The substitution method is a powerful tool in calculus to simplify the process of integration. When faced with a complex integral, substitution allows us to transform the integrand into a simpler form. This is done by changing the variable of integration, often through a clever choice that simplifies the function.
For example:

• If you're given an integral with a composite function, substitution can simplify the process.
• By choosing the right substitution, you can often transform a difficult integral into a standard form that's easier to evaluate.

In our exercise, we begin by identifying the substitution: let \( u = 1 - x \). This changes our variable of integration from \( x \) to \( u \) and requires us to also find the differential \( du \).
Differentiating \( u \) with respect to \( x \), we get \( du = -dx \), or equivalently \( dx = -du \). With this substitution, the integral is simplified and more manageable.

While the exercise provided deals with an indefinite integral, it's helpful to understand definite integrals, which represent the computation of the integral over a specific range of values.

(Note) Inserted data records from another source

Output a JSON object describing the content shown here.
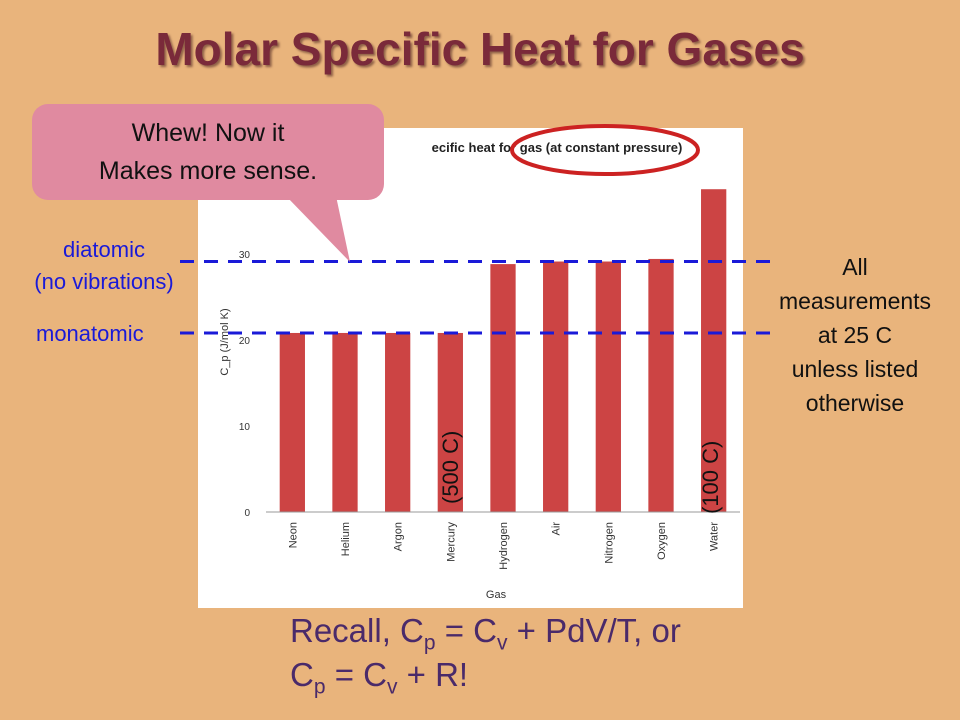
{
  "slide": {
    "title": "Molar Specific Heat for Gases",
    "callout_line1": "Whew! Now it",
    "callout_line2": "Makes more sense.",
    "diatomic_line1": "diatomic",
    "diatomic_line2": "(no vibrations)",
    "monatomic": "monatomic",
    "note_lines": [
      "All",
      "measurements",
      "at 25 C",
      "unless listed",
      "otherwise"
    ],
    "mercury_note": "(500 C)",
    "water_note": "(100 C)",
    "recall": {
      "line1_prefix": "Recall, C",
      "sub_p": "p",
      "eq": " = C",
      "sub_v": "v",
      "line1_suffix": " + PdV/T, or",
      "line2_prefix": "C",
      "line2_suffix": " + R!"
    },
    "colors": {
      "background": "#e9b47c",
      "title": "#7a2a3a",
      "bar": "#cc4444",
      "reference_line": "#1a1ad8",
      "highlight_ellipse": "#cc2222",
      "callout": "#e08aa0"
    }
  },
  "chart_data": {
    "type": "bar",
    "title": "Specific heat for gas (at constant pressure)",
    "title_visible": "ecific heat for gas (at constant pressure)",
    "xlabel": "Gas",
    "ylabel": "C_p (J/mol K)",
    "categories": [
      "Neon",
      "Helium",
      "Argon",
      "Mercury",
      "Hydrogen",
      "Air",
      "Nitrogen",
      "Oxygen",
      "Water"
    ],
    "values": [
      20.8,
      20.8,
      20.8,
      20.8,
      28.8,
      29.1,
      29.1,
      29.4,
      37.5
    ],
    "yticks": [
      0,
      10,
      20,
      30
    ],
    "ylim": [
      0,
      39.5
    ],
    "grid": false,
    "reference_lines": [
      {
        "label": "diatomic (no vibrations)",
        "value": 29.1
      },
      {
        "label": "monatomic",
        "value": 20.8
      }
    ]
  }
}
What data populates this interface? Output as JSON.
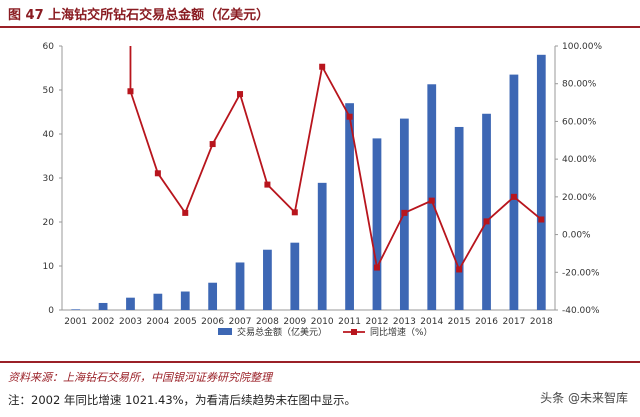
{
  "title": "图 47 上海钻交所钻石交易总金额（亿美元）",
  "source_note": "资料来源：上海钻石交易所，中国银河证券研究院整理",
  "footnote": "注：2002 年同比增速 1021.43%，为看清后续趋势未在图中显示。",
  "watermark": "头条 @未来智库",
  "colors": {
    "bar": "#3d67b4",
    "line": "#b8151d",
    "rule": "#9a2027"
  },
  "chart_data": {
    "type": "bar",
    "categories": [
      "2001",
      "2002",
      "2003",
      "2004",
      "2005",
      "2006",
      "2007",
      "2008",
      "2009",
      "2010",
      "2011",
      "2012",
      "2013",
      "2014",
      "2015",
      "2016",
      "2017",
      "2018"
    ],
    "series": [
      {
        "name": "交易总金额（亿美元）",
        "type": "bar",
        "axis": "left",
        "values": [
          0.15,
          1.6,
          2.8,
          3.7,
          4.2,
          6.2,
          10.8,
          13.7,
          15.3,
          28.9,
          47.0,
          39.0,
          43.5,
          51.3,
          41.6,
          44.6,
          53.5,
          58.0
        ]
      },
      {
        "name": "同比增速（%）",
        "type": "line",
        "axis": "right",
        "values": [
          null,
          null,
          76.0,
          32.5,
          11.5,
          48.0,
          74.5,
          26.5,
          11.8,
          89.0,
          62.5,
          -17.5,
          11.5,
          18.0,
          -18.5,
          7.0,
          20.0,
          8.0
        ]
      }
    ],
    "line_offchart_start": {
      "x": "2003",
      "note": "line continues above the top of the right axis from 2002 (1021.43%)"
    },
    "yleft": {
      "lim": [
        0,
        60
      ],
      "ticks": [
        "0",
        "10",
        "20",
        "30",
        "40",
        "50",
        "60"
      ]
    },
    "yright": {
      "lim": [
        -40,
        100
      ],
      "ticks": [
        "-40.00%",
        "-20.00%",
        "0.00%",
        "20.00%",
        "40.00%",
        "60.00%",
        "80.00%",
        "100.00%"
      ]
    },
    "legend": [
      "交易总金额（亿美元）",
      "同比增速（%）"
    ],
    "legend_position": "bottom",
    "grid": false
  }
}
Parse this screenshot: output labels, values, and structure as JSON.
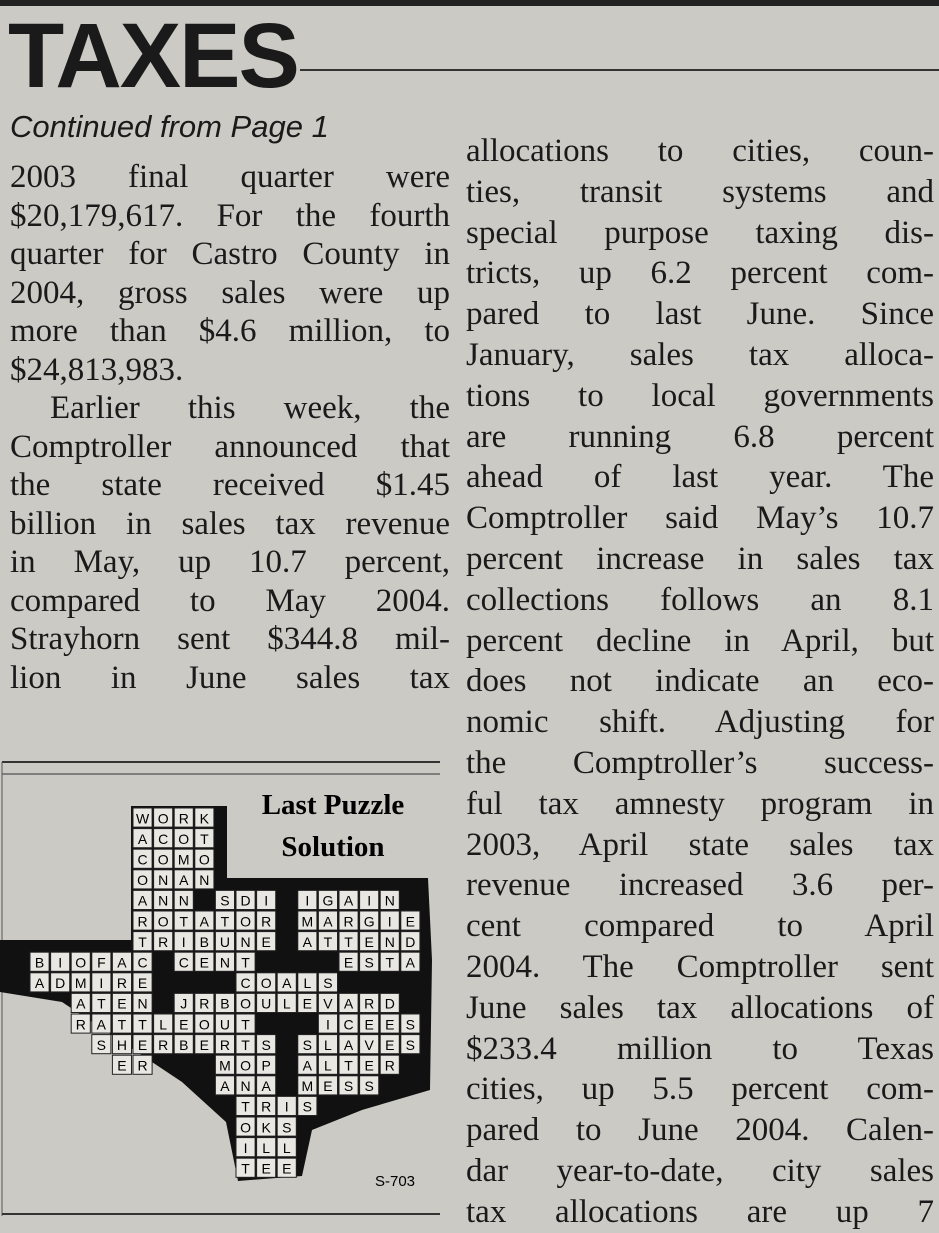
{
  "header": {
    "title": "TAXES",
    "subtitle": "Continued from Page 1"
  },
  "columns": [
    {
      "paragraphs": [
        [
          "2003 final quarter were",
          "$20,179,617. For the fourth",
          "quarter for Castro County in",
          "2004, gross sales were up",
          "more than $4.6 million, to",
          "$24,813,983."
        ],
        [
          "Earlier this week, the",
          "Comptroller announced that",
          "the state received $1.45",
          "billion in sales tax revenue",
          "in May, up 10.7 percent,",
          "compared to May 2004.",
          "Strayhorn sent $344.8 mil-",
          "lion in June sales tax"
        ]
      ]
    },
    {
      "paragraphs": [
        [
          "allocations to cities, coun-",
          "ties, transit systems and",
          "special purpose taxing dis-",
          "tricts, up 6.2 percent com-",
          "pared to last June. Since",
          "January, sales tax alloca-",
          "tions to local governments",
          "are running 6.8 percent",
          "ahead of last year. The",
          "Comptroller said May’s 10.7",
          "percent increase in sales tax",
          "collections follows an 8.1",
          "percent decline in April, but",
          "does not indicate an eco-",
          "nomic shift. Adjusting for",
          "the Comptroller’s success-",
          "ful tax amnesty program in",
          "2003, April state sales tax",
          "revenue increased 3.6 per-",
          "cent compared to April",
          "2004. The Comptroller sent",
          "June sales tax allocations of",
          "$233.4 million to Texas",
          "cities, up 5.5 percent com-",
          "pared to June 2004. Calen-",
          "dar year-to-date, city sales",
          "tax allocations are up 7"
        ]
      ]
    }
  ],
  "puzzle": {
    "title_lines": [
      "Last Puzzle",
      "Solution"
    ],
    "grid": [
      "     WORK",
      "     ACOT",
      "     COMO",
      "     ONAN",
      "     ANN SDI IGAIN",
      "     ROTATOR MARGIE",
      "     TRIBUNE ATTEND",
      "BIOFAC CENT    ESTA",
      "ADMIRE    COALS",
      "  ATEN JRBOULEVARD",
      "  RATTLEOUT   ICEES",
      "   SHERBERTS SLAVES",
      "    ER   MOP ALTER",
      "         ANA MESS",
      "          TRIS",
      "          OKS",
      "          ILL",
      "          TEE"
    ],
    "code": "S-703"
  }
}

A definite integral is written as \( \int_{a}^{b} f(x) \, dx \), where \( a \) and \( b \) are the lower and upper limits of integration, respectively.
If you were to solve a similar problem with definite limits, the substitution process still applies, but you'll need to change the limits accordingly:

• When you substitute \( x \) with \( u \), calculate the new limits in terms of \( u \).
• Evaluate the integral with the transformed limits using the new variable.

For instance, if our integral from the exercise had limits, say from \( x = 0 \) to \( x = 1 \), upon substituting \( u = 1 - x \), the limits would change. As a result, \( x = 0 \) becomes \( u = 1 \), and \( x = 1 \) becomes \( u = 0 \), flipping the limits, which adds a new layer of consideration to the evaluation process.

Differential calculus and integral calculus are two sides of the same coin, where each process undoes the other to some extent. Understanding how differentiation relates to integration deepens comprehension.

• Differentiation deals with determining the instantaneous rate of change of a function, or the slope of its curve at any point.
• Integration, on the other hand, is often interpreted as finding the total accumulation or area under the curve of a function.

In practice, when you perform substitution in an integral, you're differentiating the chosen substitution equation to find \( du \). For our exercise, starting with \( u = 1 - x \), we found \( du = -dx \). This differential relationship is a direct application of the reverse process of differentiation.
When integrating \( -3 e^u \, du \), we find the antiderivative, which is the reverse of differentiation. This gives \( -3 e^u + C \), where reversing the substitution leads to the final solution \( -3 e^{1-x} + C \).